10.01.2025

Jüngste archäologische Entdeckungen am Westufer des Nils in der Nähe von Luxor haben bedeutende Beweise für die Rolle des Weins in altägyptischen Begräbnisritualen ans Licht gebracht. Die von der Zahi Hawass Foundation for Antiquities and Heritage in Zusammenarbeit mit dem ägyptischen Obersten Rat für Altertümer geleiteten Ausgrabungen legten in Felsen gehauene Gräber, Grabschächte und Teile des Taltempels der Königin Hatschepsut im Deir el-Bahari-Komplex frei. Diese rund 3 600 Jahre alten Funde geben neue Einblicke in die zeremoniellen Praktiken der pharaonischen Tempel.
Unter den ausgegrabenen Objekten fanden die Archäologen Keramiktische, die dazu dienten, den Toten Speisen und Getränke, darunter Brot, Fleisch und Wein, darzubringen. Auch große Mengen von Amphoren wurden entdeckt, was darauf hindeutet, dass Wein ein Schlüsselelement in diesen Ritualen war. Im alten Ägypten galt Wein als Luxus, der den Eliten und Göttern vorbehalten war und oft mit Regeneration und ewigem Leben in Verbindung gebracht wurde. Das Vorhandensein von Wein in Grabbeigaben unterstreicht seinen symbolischen Wert für die Reise des Verstorbenen ins Jenseits.
Die Ausgrabungsstätte förderte auch Bronzemünzen mit dem Bild Alexanders des Großen aus der Regierungszeit von Ptolemäus I. sowie Kinderspielzeug aus Ton, Totenmasken, geflügelte Skarabäen und Zierperlen zutage, die üblicherweise zum Schutz der Toten verwendet wurden. Zu den bemerkenswerten Funden gehören mehrere anthropoide Särge, von denen einer die unversehrten Überreste eines Kindes enthielt - eine seltene Entdeckung, da viele Gräber in der Gegend während der ptolemäischen Zeit geplündert wurden.

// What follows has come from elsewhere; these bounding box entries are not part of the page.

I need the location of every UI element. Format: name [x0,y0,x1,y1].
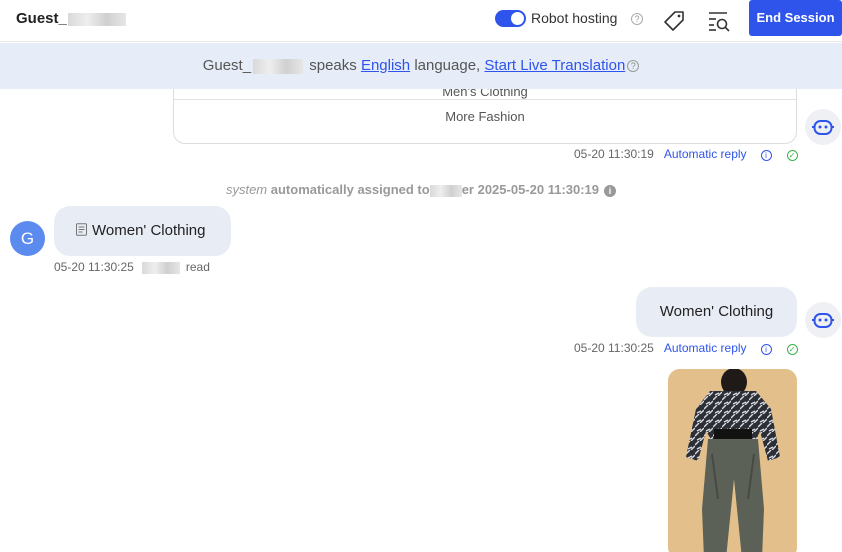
product-image[interactable] [668,369,797,552]
guest-title: Guest_ [16,10,126,27]
conversation-header: Guest_ Robot hosting ? End Session [0,0,842,42]
system-suffix: er 2025-05-20 11:30:19 [461,182,600,197]
redacted-id [67,12,126,26]
robot-hosting-label: Robot hosting [531,10,618,26]
message-time: 05-20 11:30:19 [574,147,654,161]
guest-message-text: Women' Clothing [92,222,206,239]
search-list-icon[interactable] [707,9,731,33]
message-list[interactable]: Men's Clothing More Fashion 05-20 11:30:… [0,89,842,552]
info-icon[interactable]: i [604,185,617,197]
banner-language-suffix: language, [414,57,481,74]
message-meta: 05-20 11:30:25 Automatic reply i ✓ [574,341,798,355]
message-meta: 05-20 11:30:25 read [54,260,210,274]
guest-message-bubble: Women' Clothing [54,206,231,256]
system-actor: system [225,182,268,197]
robot-avatar [805,302,841,338]
system-notice: system automatically assigned to er 2025-… [0,182,842,197]
robot-icon [812,313,834,328]
clothing-photo [668,369,797,552]
bot-message-text: Women' Clothing [659,303,774,320]
robot-hosting-toggle[interactable] [495,10,526,27]
guest-name: Guest_ [16,10,67,27]
help-icon[interactable]: ? [631,13,643,25]
automatic-reply-status: Automatic reply [663,341,747,355]
bot-message-bubble: Women' Clothing [636,287,797,337]
robot-avatar [805,109,841,145]
quick-reply-option[interactable]: More Fashion [174,99,796,133]
tag-icon[interactable] [662,9,686,33]
language-link[interactable]: English [361,57,410,74]
info-icon[interactable]: i [760,150,772,161]
info-icon[interactable]: i [760,344,772,355]
robot-icon [812,120,834,135]
message-time: 05-20 11:30:25 [574,341,654,355]
chat-window: Guest_ Robot hosting ? End Session Guest… [0,0,842,552]
quick-reply-card: Men's Clothing More Fashion [173,89,797,144]
banner-speaks: speaks [309,57,357,74]
guest-avatar: G [10,221,45,256]
redacted-reader [141,261,180,274]
help-icon[interactable]: ? [627,60,640,72]
automatic-reply-status: Automatic reply [663,147,747,161]
redacted-agent [429,184,462,197]
message-meta: 05-20 11:30:19 Automatic reply i ✓ [574,147,798,161]
toggle-knob [511,12,524,25]
redacted-id [253,58,304,74]
system-text: automatically assigned to [270,182,430,197]
banner-guest: Guest_ [202,57,252,74]
document-icon [76,223,87,236]
delivered-check-icon: ✓ [786,344,798,355]
message-time: 05-20 11:30:25 [54,260,134,274]
read-status: read [185,260,210,274]
end-session-button[interactable]: End Session [749,0,842,36]
start-translation-link[interactable]: Start Live Translation [484,57,625,74]
delivered-check-icon: ✓ [786,150,798,161]
language-banner: Guest_ speaks English language, Start Li… [0,43,842,89]
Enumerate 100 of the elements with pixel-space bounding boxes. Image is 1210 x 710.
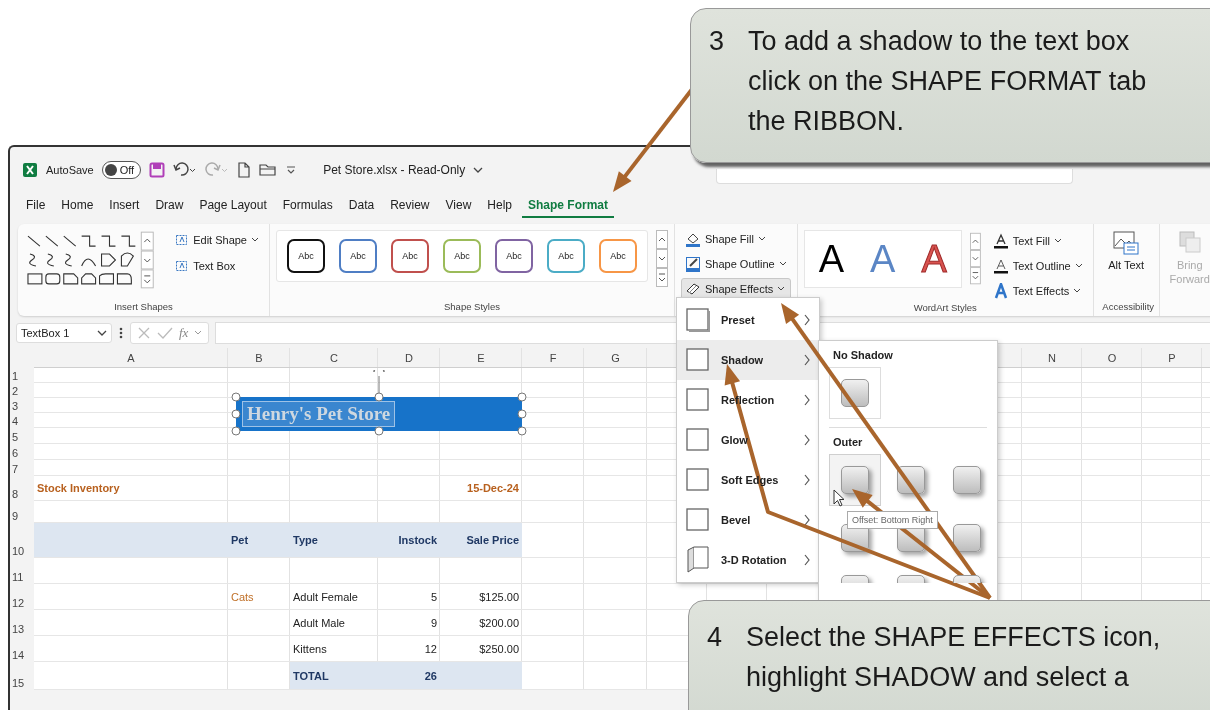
ribbon-button[interactable]: Text Fill [988,230,1087,252]
edit-shape-icon [175,233,190,247]
chevron-right-icon [803,394,811,406]
ribbon-tab[interactable]: Shape Format [522,194,614,218]
row-number[interactable]: 3 [10,398,34,413]
ribbon-tab[interactable]: Review [384,194,436,218]
name-box[interactable]: TextBox 1 [16,323,112,343]
ribbon-tab[interactable]: Insert [103,194,146,218]
shape-style-option[interactable]: Abc [339,239,377,273]
ribbon-tab[interactable]: Page Layout [193,194,273,218]
row-number[interactable]: 14 [10,636,34,662]
chevron-down-icon [194,330,203,336]
column-header[interactable]: F [549,352,557,364]
table-cell-text: $200.00 [478,615,520,631]
row-number[interactable]: 5 [10,428,34,444]
wordart-style-option[interactable]: A [818,240,845,278]
row-number[interactable]: 9 [10,501,34,523]
ribbon-button[interactable]: Shape Outline [681,253,791,275]
shape-style-option[interactable]: Abc [391,239,429,273]
row-number[interactable]: 10 [10,523,34,558]
shape-style-option[interactable]: Abc [495,239,533,273]
ribbon-button[interactable]: Text Outline [988,255,1087,277]
table-cell-text: 5 [429,589,438,605]
check-icon[interactable] [157,326,173,340]
ribbon-button[interactable]: Text Box [171,256,263,276]
pen-outline-icon [685,256,701,272]
ribbon-tab[interactable]: View [439,194,478,218]
column-header[interactable]: A [127,352,135,364]
menu-item[interactable]: Preset [677,300,819,340]
instruction-text: Select the SHAPE EFFECTS icon, highlight SHADOW and select a [746,621,1161,694]
undo-icon[interactable] [173,161,198,178]
row-number[interactable]: 15 [10,662,34,690]
shape-style-option[interactable]: Abc [443,239,481,273]
ribbon-tab[interactable]: File [20,194,52,218]
search-field[interactable] [716,169,1074,184]
column-header[interactable]: E [477,352,485,364]
row-number[interactable]: 1 [10,368,34,383]
table-cell: Instock [378,523,440,557]
column-header[interactable]: N [1048,352,1056,364]
column-header[interactable]: D [405,352,413,364]
wordart-style-option[interactable]: A [921,240,947,278]
row-number[interactable]: 7 [10,460,34,476]
chevron-down-icon [1074,263,1083,269]
ribbon-tab[interactable]: Formulas [276,194,339,218]
menu-item[interactable]: Bevel [677,500,819,540]
chevron-down-icon [97,329,107,337]
autosave-toggle[interactable]: Off [101,160,142,179]
row-number[interactable]: 6 [10,444,34,460]
wordart-style-option[interactable]: A [870,240,896,278]
chevron-right-icon [803,554,811,566]
table-cell-text: Adult Male [292,615,346,631]
insert-function-button[interactable]: fx [179,325,189,341]
row-number[interactable]: 4 [10,413,34,428]
ribbon-button[interactable]: Shape Fill [681,228,791,250]
menu-item[interactable]: 3-D Rotation [677,540,819,580]
column-header[interactable]: P [1168,352,1176,364]
shape-style-option[interactable]: Abc [287,239,325,273]
spreadsheet-app-icon [22,161,38,178]
shape-style-option[interactable]: Abc [547,239,585,273]
shape-style-option[interactable]: Abc [599,239,637,273]
table-cell-text: 15-Dec-24 [466,481,520,496]
section-title: No Shadow [832,348,894,363]
ribbon-tab[interactable]: Draw [149,194,190,218]
ribbon-button[interactable]: Edit Shape [171,230,263,250]
ribbon-tab[interactable]: Home [55,194,100,218]
paint-bucket-icon [685,231,701,247]
table-cell-text: 12 [423,641,438,657]
gallery-scroll-icon[interactable] [656,230,668,288]
rotated-square-icon [685,546,711,574]
folder-icon[interactable] [259,161,278,178]
table-cell-text: Cats [230,589,255,605]
ribbon-tab[interactable]: Help [481,194,518,218]
row-number[interactable]: 2 [10,383,34,398]
text-box-icon [175,259,190,273]
ribbon-button[interactable]: Shape Effects [681,278,791,300]
save-icon[interactable] [149,161,166,178]
ribbon-button[interactable]: Text Effects [988,280,1087,302]
menu-item[interactable]: Shadow [677,340,819,380]
chevron-down-icon [1073,288,1082,294]
row-number[interactable]: 11 [10,558,34,584]
text-box-text: Henry's Pet Store [242,401,396,427]
column-header[interactable]: B [255,352,263,364]
image-text-icon [1112,230,1141,256]
chevron-right-icon [803,434,811,446]
column-header[interactable]: G [611,352,620,364]
row-number[interactable]: 12 [10,584,34,610]
column-header[interactable]: O [1107,352,1117,364]
new-file-icon[interactable] [237,161,252,178]
chevron-right-icon [803,514,811,526]
alt-text-button[interactable]: Alt Text [1102,230,1151,273]
table-cell-text: $250.00 [478,641,520,657]
shape-effects-icon [685,281,701,297]
shadow-preset-option[interactable] [829,367,881,419]
row-number[interactable]: 13 [10,610,34,636]
ribbon-tab[interactable]: Data [342,194,381,218]
column-header[interactable]: C [330,352,338,364]
chevron-down-icon[interactable] [473,165,484,174]
file-name[interactable]: Pet Store.xlsx - Read-Only [323,162,466,177]
row-number[interactable]: 8 [10,476,34,501]
more-options-icon[interactable] [118,326,124,340]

In den Gräbern wurden auch Waffen, wie z. B. Kriegsbögen, gefunden, was darauf hindeutet, dass es sich bei einigen der bestatteten Personen um militärische Persönlichkeiten handelte, die an Kampagnen zur Vertreibung der Hyksos beteiligt waren, einer asiatischen Gruppe, die jahrhundertelang Teile Ägyptens kontrollierte. Eines der bedeutendsten Gräber gehörte Djehuti-Mes, einem hochrangigen Beamten am Hof der Königin Teti Sheri während der Regierungszeit von Ahmose I., dem Pharao, der die 18. Dynastie gründete und Ägypten vereinigte. Dynastie gründete und Ägypten vereinigte. Obwohl das Grab nur spärlich ausgestattet war, verraten Inschriften auf Grabstelen die Rolle von Djehuti-Mes in der königlichen Verwaltung.
Weitere Ausgrabungen legten eine ptolemäische Nekropole frei, die sich mit den Überresten von Hatschepsuts Taltempel überschnitt. Diese seit Jahrhunderten genutzte Begräbnisstätte aus Lehmziegeln war im 20. Jahrhundert teilweise dokumentiert worden, aber viele Bereiche blieben unerforscht. Die jüngsten Funde zeigen, dass heilige Räume immer wieder für neue Bestattungspraktiken umgestaltet wurden, was die sich entwickelnden Vorstellungen vom Leben nach dem Tod widerspiegelt.
Weitere Entdeckungen wurden im November von einem ägyptisch-amerikanischen Team gemacht, das in Asasif South in der Nähe des Hatschepsut-Tempels arbeitete. Sie entdeckten ein Grab aus dem Mittleren Reich mit elf versiegelten Gräbern. Diese jüngsten Funde, einschließlich derer in Deir el-Bahari, bestätigen die anhaltende Bedeutung von Wein und anderen rituellen Gaben in den ägyptischen Bestattungsbräuchen über verschiedene historische Epochen hinweg.